What makes Watt’s productivity even more impressive is where he’s doing it from. The lists of the top sackers and hurriers, both present-day and in the past, is full of edge-rushers, 4-3 defensive ends and 3-4 outside linebackers. Watt’s versatility has increased in recent years, but he has spent much of his career as a 3-4 defensive end while playing defensive tackle in sub-package situations. The interior line is the shortest path to the quarterback, but it also tends to be the hardest one. The only other non-edge rushers among the historical lists of the top sackers are Bill Pickel, a 1980s Raiders nose tackle who excelled early, and Bruce Smith.

Great Run Defense As Well

The criticism, fair or not, against many interior linemen who do get pressure, from the modestly successful to Hall of Famers like John Randle, is they are not good run defenders. Watt is almost undeniably a superb one, ranking first in the league in run tackles for loss in both 2012 and 2014 and third in 2013. His particular specialty is making plays from the backside of runs, where he excels at getting inside and forcing the runner to bounce the run to avoid being taken down in the backfield.

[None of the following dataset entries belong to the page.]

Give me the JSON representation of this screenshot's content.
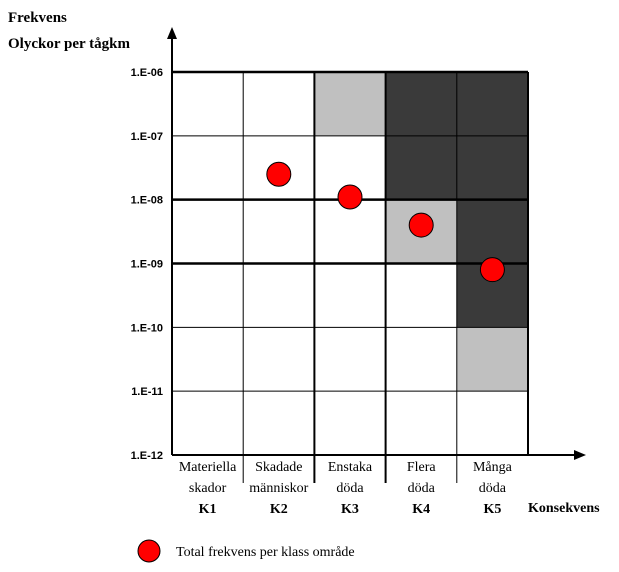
{
  "chart_data": {
    "type": "scatter",
    "title": "",
    "ylabel_line1": "Frekvens",
    "ylabel_line2": "Olyckor per tågkm",
    "xlabel": "Konsekvens",
    "y_scale": "log",
    "ylim": [
      1e-12,
      1e-06
    ],
    "y_ticks": [
      {
        "value": 1e-06,
        "label": "1.E-06"
      },
      {
        "value": 1e-07,
        "label": "1.E-07"
      },
      {
        "value": 1e-08,
        "label": "1.E-08"
      },
      {
        "value": 1e-09,
        "label": "1.E-09"
      },
      {
        "value": 1e-10,
        "label": "1.E-10"
      },
      {
        "value": 1e-11,
        "label": "1.E-11"
      },
      {
        "value": 1e-12,
        "label": "1.E-12"
      }
    ],
    "categories": [
      {
        "code": "K1",
        "line1": "Materiella",
        "line2": "skador"
      },
      {
        "code": "K2",
        "line1": "Skadade",
        "line2": "människor"
      },
      {
        "code": "K3",
        "line1": "Enstaka",
        "line2": "döda"
      },
      {
        "code": "K4",
        "line1": "Flera",
        "line2": "döda"
      },
      {
        "code": "K5",
        "line1": "Många",
        "line2": "döda"
      }
    ],
    "cells": [
      {
        "col": "K1",
        "bands": [
          "white",
          "white",
          "white",
          "white",
          "white",
          "white"
        ]
      },
      {
        "col": "K2",
        "bands": [
          "white",
          "white",
          "white",
          "white",
          "white",
          "white"
        ]
      },
      {
        "col": "K3",
        "bands": [
          "gray",
          "white",
          "white",
          "white",
          "white",
          "white"
        ]
      },
      {
        "col": "K4",
        "bands": [
          "dark",
          "dark",
          "gray",
          "white",
          "white",
          "white"
        ]
      },
      {
        "col": "K5",
        "bands": [
          "dark",
          "dark",
          "dark",
          "dark",
          "gray",
          "white"
        ]
      }
    ],
    "band_colors": {
      "white": "#ffffff",
      "gray": "#c0c0c0",
      "dark": "#3a3a3a"
    },
    "series": [
      {
        "name": "Total frekvens per klass område",
        "color": "#ff0000",
        "points": [
          {
            "x": "K2",
            "y": 2.5e-08
          },
          {
            "x": "K3",
            "y": 1.1e-08
          },
          {
            "x": "K4",
            "y": 4e-09
          },
          {
            "x": "K5",
            "y": 8e-10
          }
        ]
      }
    ],
    "legend_position": "bottom-left",
    "grid": true
  }
}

The Difficulty of Putting Watt in Perspective

Unfortunately, some of the stats that show Watt’s greatness make it hard to compare him to other players. Sacks were not an official stat before 1982. Passes defensed are not widely available before 2001. Quarterback hits go back to 2006. Hurries and other unofficial stats are about as old. Tackle totals still vary widely between scorers, and they were worse before the mid-1990s. This makes it hard to more precisely compare Watt to greats like Bruce Smith, Lawrence Taylor, and Reggie White.

The most comprehensive measure we have may be Football Outsiders’ defeats, which goes back to 1996 and includes sacks, tackles for loss, forced fumbles, interceptions, and third-and-fourth-down tackles short of the sticks. Watt’s 56 defeats in 2012 is the most by any single player in that time span. His 43 in 2014 ranks fourth. His league-leading 34 through 12 games this year puts him on pace to match Ray Lewis’ third-highest total of 45. By almost any measure Watt is the most consistently impactful defender of the past 20 years. His only challenge now may be sustaining that greatness for the rest of his career.